HOLLYWOOD, CALIFORNIA - FEBRUARY 09: In this handout photo provided by A.M.P.A.S. Jane Fonda speaks onstage during the 92nd Annual Academy Awards at the Dolby Theatre on February 09, 2020 in Hollywood, California. (Photo by Richard Harbaugh - Handout/A.M.P.A.S. via Getty Images)
Richard Harbaugh - Handout/A.M.P.A.S. via Getty Images

If you love Oscar-winning actress Jane Fonda for her climate change expertise, wait ’till you get a load of her takes on ethical jewelry only Hollywood millionaires can afford in the fight against global warming.

That’s right. Jane Fonda celebrated wearing what she called “ethically harvested and sustainable” jewelry to this year’s Academy Awards ceremony.

“At Oscars wearing Pomellato jewelry because it only uses responsible, ethically harvested gold and sustainable diamonds,” Jane Fonda said on Sunday.

Fonda is touting Pomellato, an Italian company that claims to ethically source its raw materials such as gold, silver, diamonds, and the like. The brand is owned by Paris-based Kering, owner of such “non-sustainable” luxury brands as Gucci, Yves Saint Laurent, Balenciaga, and more.

The question is, of course, just how far “sustainable” goes?
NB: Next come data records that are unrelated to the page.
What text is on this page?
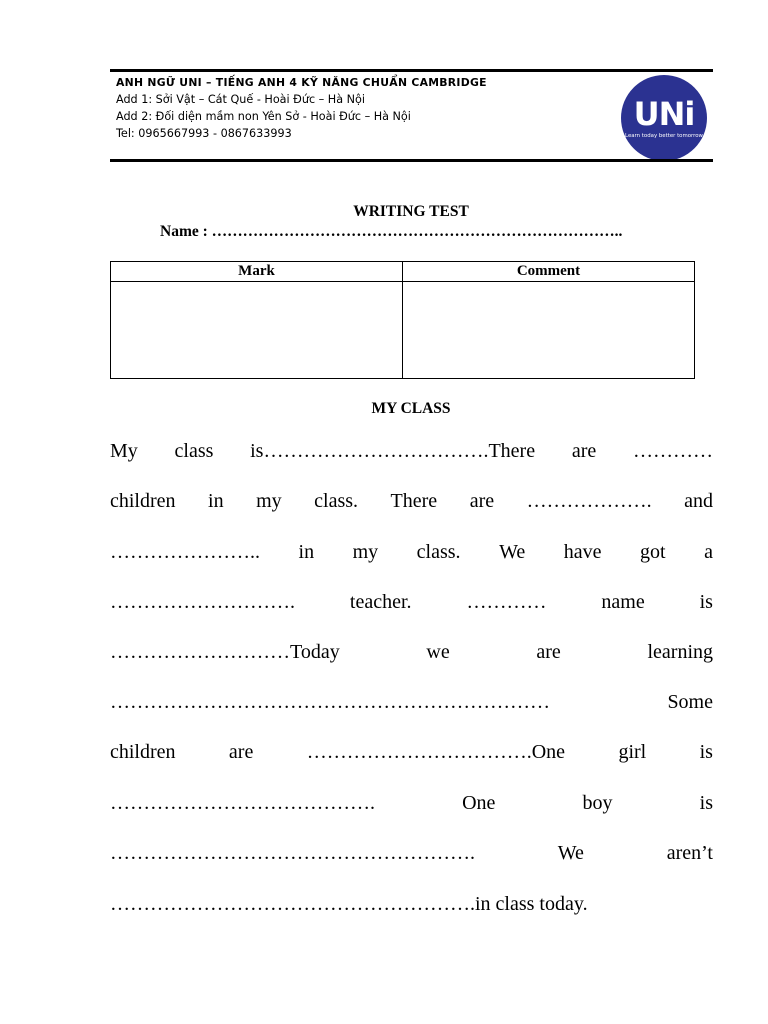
ANH NGỮ UNI – TIẾNG ANH 4 KỸ NĂNG CHUẨN CAMBRIDGE
Add 1: Sởi Vật – Cát Quế - Hoài Đức – Hà Nội
Add 2: Đối diện mầm non Yên Sở - Hoài Đức – Hà Nội
Tel: 0965667993 - 0867633993
UNi
Learn today better tomorrow
WRITING TEST
Name : ……………………………………………………………………..
Mark	Comment

MY CLASS
My class is…………………………….There are …………
children in my class. There are ………………. and
………………….. in my class. We have got a
……………………….	teacher.	…………	name	is
………………………Today	we	are	learning
…………………………………………………………	Some
children	are	…………………………….One	girl	is
………………………………….	One	boy	is
……………………………………………….	We	aren’t
……………………………………………….in class today.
After all, like any other company, Pomellato still has to ship its products by ship, rail, truck, and plane. Then there are the stores, displays, packaging, paper receipts, and instructions, and every other manner of material needed to sustain a viable business, especially a multimillion-dollar business that caters to the ultra-rich, like Fonda.

Of course, there is nothing wrong with working to make a product line as “ethical” and “sustainable” as possible, granted, but where does Jane Fonda draw the line about where that effort ends? Only in the sourcing of the raw materials, but not in its manufacture and distribution?

The global jewelry industry rang in at $278.5 billion in 2018 alone. It has grown steadily in the last decade and is expected to grow by at least a third again as much by 2025. That’s one massive carbon footprint.

Sustainable jewelry is not the only thing Fonda supported at this year’s awards show. She also wore the same dress this year that she wore in 2014.